Understanding Liability Waivers
By Eric Eilerman & Dr. Peter Titlebaum
To understand liability waivers, it is first important to have an understanding of some of the legal terms.
One important term is "negligence." There are two basic types of negligence—gross negligence and ordinary negligence.
Gross negligence primarily occurs when there is a failure to correct a problem after it has been reported. For instance, an injury that results from a failure to repair a piece of broken fitness equipment after the malfunction had been reported would qualify as gross negligence. The facility or organization will be held liable in the event of gross negligence, regardless of whether a liability waiver has been signed or not.

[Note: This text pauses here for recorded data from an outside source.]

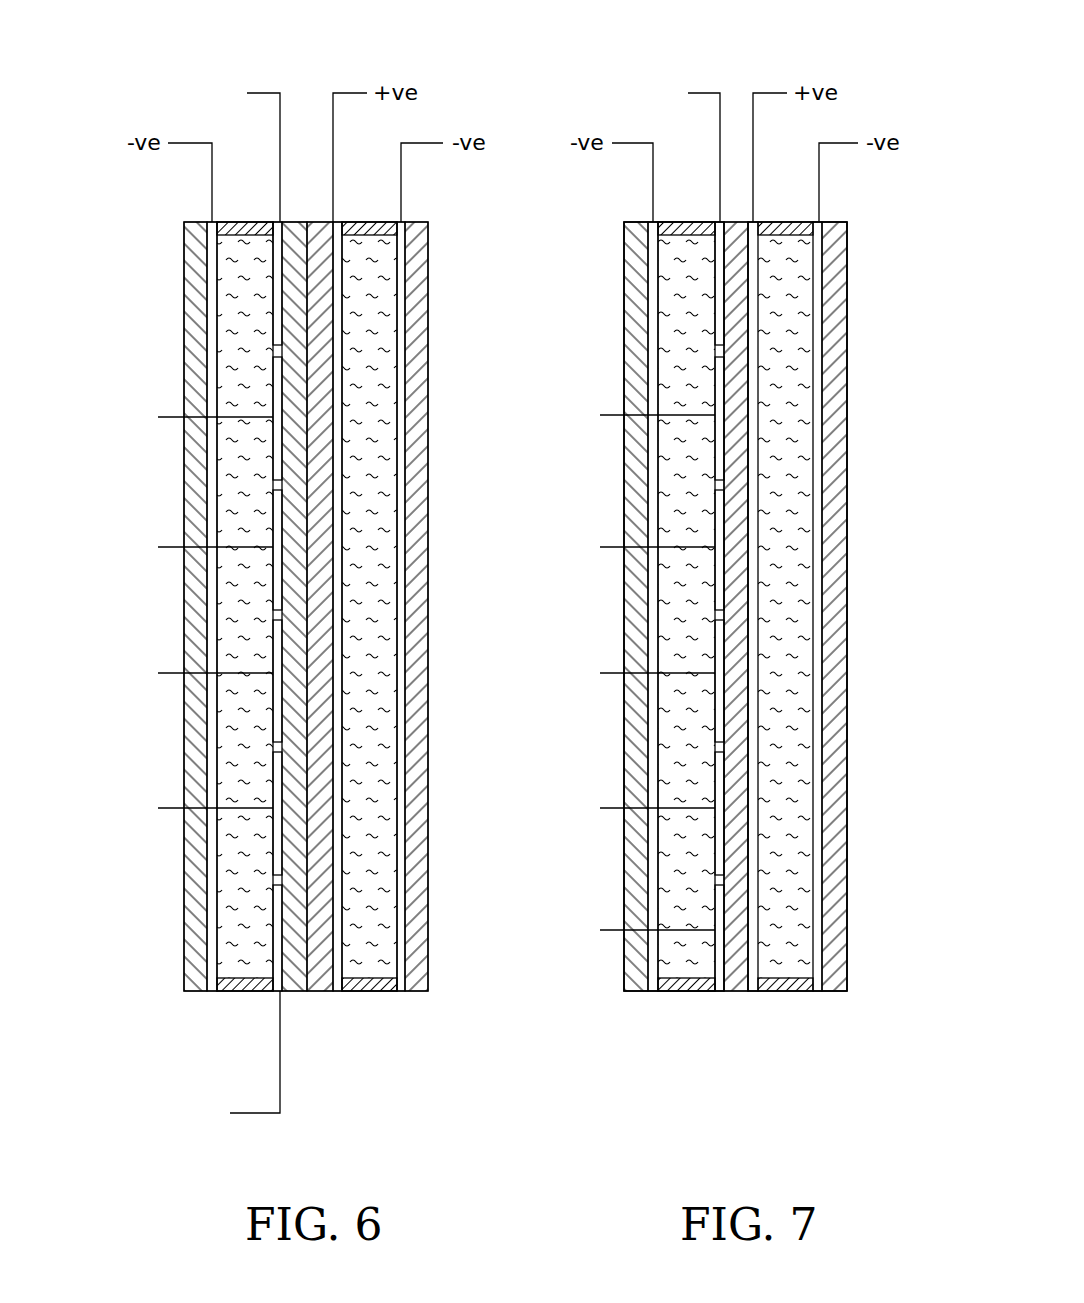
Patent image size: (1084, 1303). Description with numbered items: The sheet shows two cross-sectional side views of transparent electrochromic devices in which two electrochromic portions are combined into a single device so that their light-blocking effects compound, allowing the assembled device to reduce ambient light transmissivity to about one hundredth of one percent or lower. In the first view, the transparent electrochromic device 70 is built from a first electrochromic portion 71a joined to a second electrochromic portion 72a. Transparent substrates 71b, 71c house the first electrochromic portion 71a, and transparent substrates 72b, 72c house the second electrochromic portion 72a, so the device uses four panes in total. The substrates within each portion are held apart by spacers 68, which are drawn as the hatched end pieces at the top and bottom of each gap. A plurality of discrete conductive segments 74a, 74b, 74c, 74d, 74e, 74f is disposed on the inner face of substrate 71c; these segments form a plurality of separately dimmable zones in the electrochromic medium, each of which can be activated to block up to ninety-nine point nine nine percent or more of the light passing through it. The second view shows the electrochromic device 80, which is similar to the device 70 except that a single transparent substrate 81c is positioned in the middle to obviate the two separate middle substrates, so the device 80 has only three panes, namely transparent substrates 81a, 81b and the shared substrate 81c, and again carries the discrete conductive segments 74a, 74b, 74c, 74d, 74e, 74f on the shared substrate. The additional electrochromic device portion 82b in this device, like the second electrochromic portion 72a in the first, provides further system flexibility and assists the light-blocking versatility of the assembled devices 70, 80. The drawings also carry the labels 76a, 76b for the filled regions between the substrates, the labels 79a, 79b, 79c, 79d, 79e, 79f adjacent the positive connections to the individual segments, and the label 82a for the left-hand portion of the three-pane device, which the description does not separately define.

In FIG. 6, the spacer 68 is at (247, 222).
In FIG. 7, the spacer 68 is at (735, 606).
In FIG. 6, the transparent electrochromic device 70 is at (150, 487).
In FIG. 6, the first electrochromic portion 71a is at (247, 997).
In FIG. 6, the transparent substrate 71b is at (187, 992).
In FIG. 6, the transparent substrate 71c is at (294, 992).
In FIG. 6, the second electrochromic portion 72a is at (378, 995).
In FIG. 6, the transparent substrate 72b is at (428, 952).
In FIG. 6, the transparent substrate 72c is at (315, 992).
In FIG. 6, the discrete conductive segment 74a is at (273, 310).
In FIG. 7, the discrete conductive segment 74a is at (715, 265).
In FIG. 6, the discrete conductive segment 74b is at (273, 368).
In FIG. 7, the discrete conductive segment 74b is at (715, 377).
In FIG. 6, the discrete conductive segment 74c is at (273, 595).
In FIG. 7, the discrete conductive segment 74c is at (715, 502).
In FIG. 6, the discrete conductive segment 74d is at (273, 717).
In FIG. 7, the discrete conductive segment 74d is at (715, 633).
In FIG. 6, the discrete conductive segment 74e is at (273, 847).
In FIG. 7, the discrete conductive segment 74e is at (715, 760).
In FIG. 6, the discrete conductive segment 74f is at (273, 897).
In FIG. 7, the discrete conductive segment 74f is at (715, 887).
In FIG. 6, the electrolyte 76a is at (245, 290).
In FIG. 7, the electrolyte 76a is at (707, 330).
In FIG. 6, the electrolyte 76b is at (370, 310).
In FIG. 7, the electrolyte 76b is at (790, 298).
In FIG. 6, the positive lead 79a is at (257, 93).
In FIG. 7, the positive lead 79a is at (692, 93).
In FIG. 6, the positive lead 79b is at (162, 417).
In FIG. 7, the positive lead 79b is at (603, 415).
In FIG. 6, the positive lead 79c is at (162, 547).
In FIG. 7, the positive lead 79c is at (603, 547).
In FIG. 6, the positive lead 79d is at (162, 673).
In FIG. 7, the positive lead 79d is at (603, 673).
In FIG. 6, the positive lead 79e is at (162, 808).
In FIG. 7, the positive lead 79e is at (603, 808).
In FIG. 6, the positive lead 79f is at (282, 1097).
In FIG. 7, the positive lead 79f is at (603, 930).
In FIG. 7, the electrochromic device 80 is at (870, 531).
In FIG. 7, the transparent substrate 81a is at (635, 992).
In FIG. 7, the transparent substrate 81b is at (832, 992).
In FIG. 7, the single transparent substrate 81c is at (735, 992).
In FIG. 7, the first cell 82a is at (612, 968).
In FIG. 7, the electrochromic device portion 82b is at (862, 962).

According to Doyice Cotten, a sports risk consultant, ordinary negligence is "the failure to act as a reasonably prudent professional would act under the circumstances." These circumstances can include broken equipment, safety hazards or accidental bad advice from a professional. For a facility or event, a liability waiver is designed to provide financial protection from this type of negligence. For example, a liability waiver could prevent a facility from being sued if a person breaks their leg because a treadmill suddenly stopped working.

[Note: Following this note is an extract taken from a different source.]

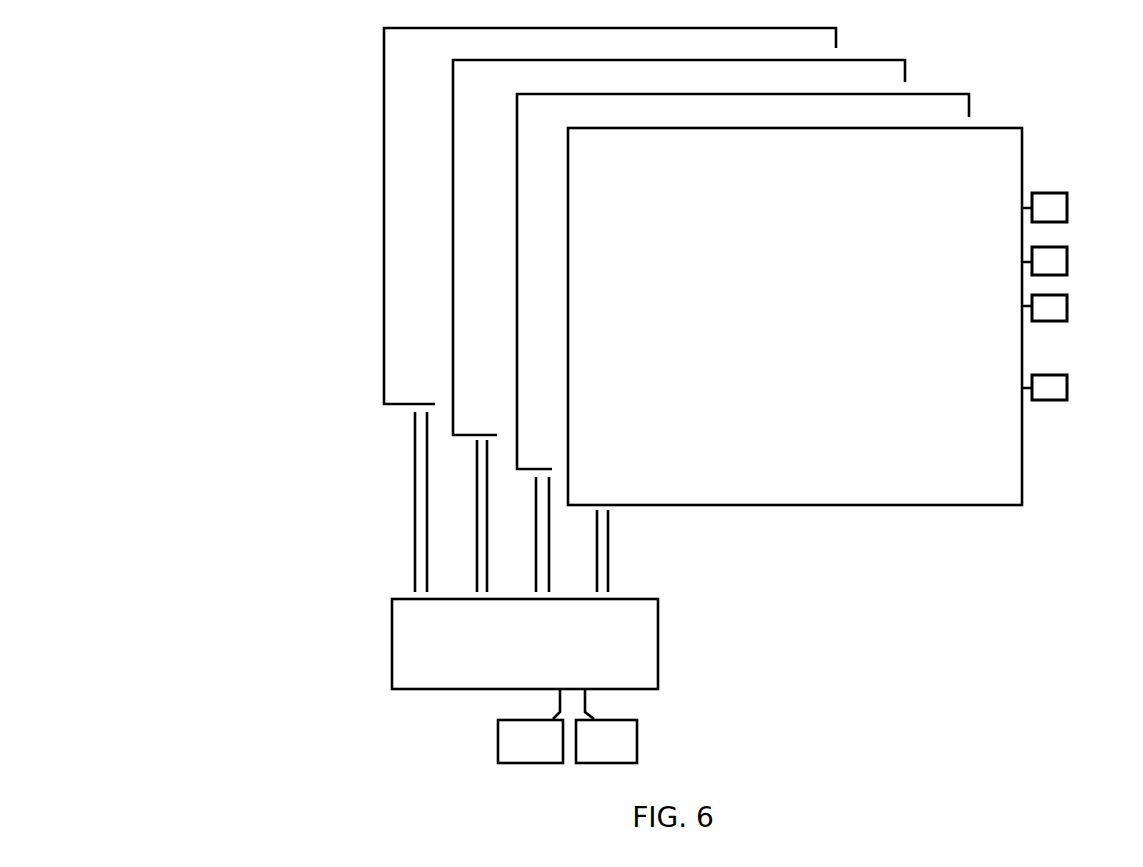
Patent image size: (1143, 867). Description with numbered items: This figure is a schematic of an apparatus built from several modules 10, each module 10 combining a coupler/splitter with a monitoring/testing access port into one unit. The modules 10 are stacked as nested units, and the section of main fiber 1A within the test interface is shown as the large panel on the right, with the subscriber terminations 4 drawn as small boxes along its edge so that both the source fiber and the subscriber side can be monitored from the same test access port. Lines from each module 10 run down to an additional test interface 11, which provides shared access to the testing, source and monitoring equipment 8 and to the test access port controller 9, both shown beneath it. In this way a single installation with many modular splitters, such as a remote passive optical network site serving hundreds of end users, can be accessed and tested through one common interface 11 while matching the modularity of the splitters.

While waiver law is pretty straightforward when applied to adults, there is quite a bit of leeway in the law when it is applied to minors. Liability waivers are typically viewed as a contract. Minors, however, are unable to legally sign a contract and are therefore not bound by the waiver. This leaves a facility liable for all negligent acts regarding minors and leaves them open to a lawsuit either by the parents of the child or from the child himself after he reaches the age of 18.
Many facilities now protect themselves by having a parent or guardian co-sign the waiver along with the minor. The facility believes that the parent is signing away the rights of the minor and "promising" the facility that neither the parent nor the minor will file any legal action against the facility. This concept, however, is not usually enforced by the courts.
An interesting case occurred in 1996 in Michigan when a 10-year-old girl was injured when another child jumped into a swimming pool on top of her. The mother agreed not to sue in exchange for a $3,275 settlement with the YMCA where the injury occurred.
However, when the girl turned 18, she filed a lawsuit against the YMCA. The court ruled that the parent "had no authority, merely by virtue of being a parent, to waive, release or compromise claims by or against the parent's child." In other words, the mother did not have the legal authority to sign away the child's rights, and the YMCA was still liable for the negligent act.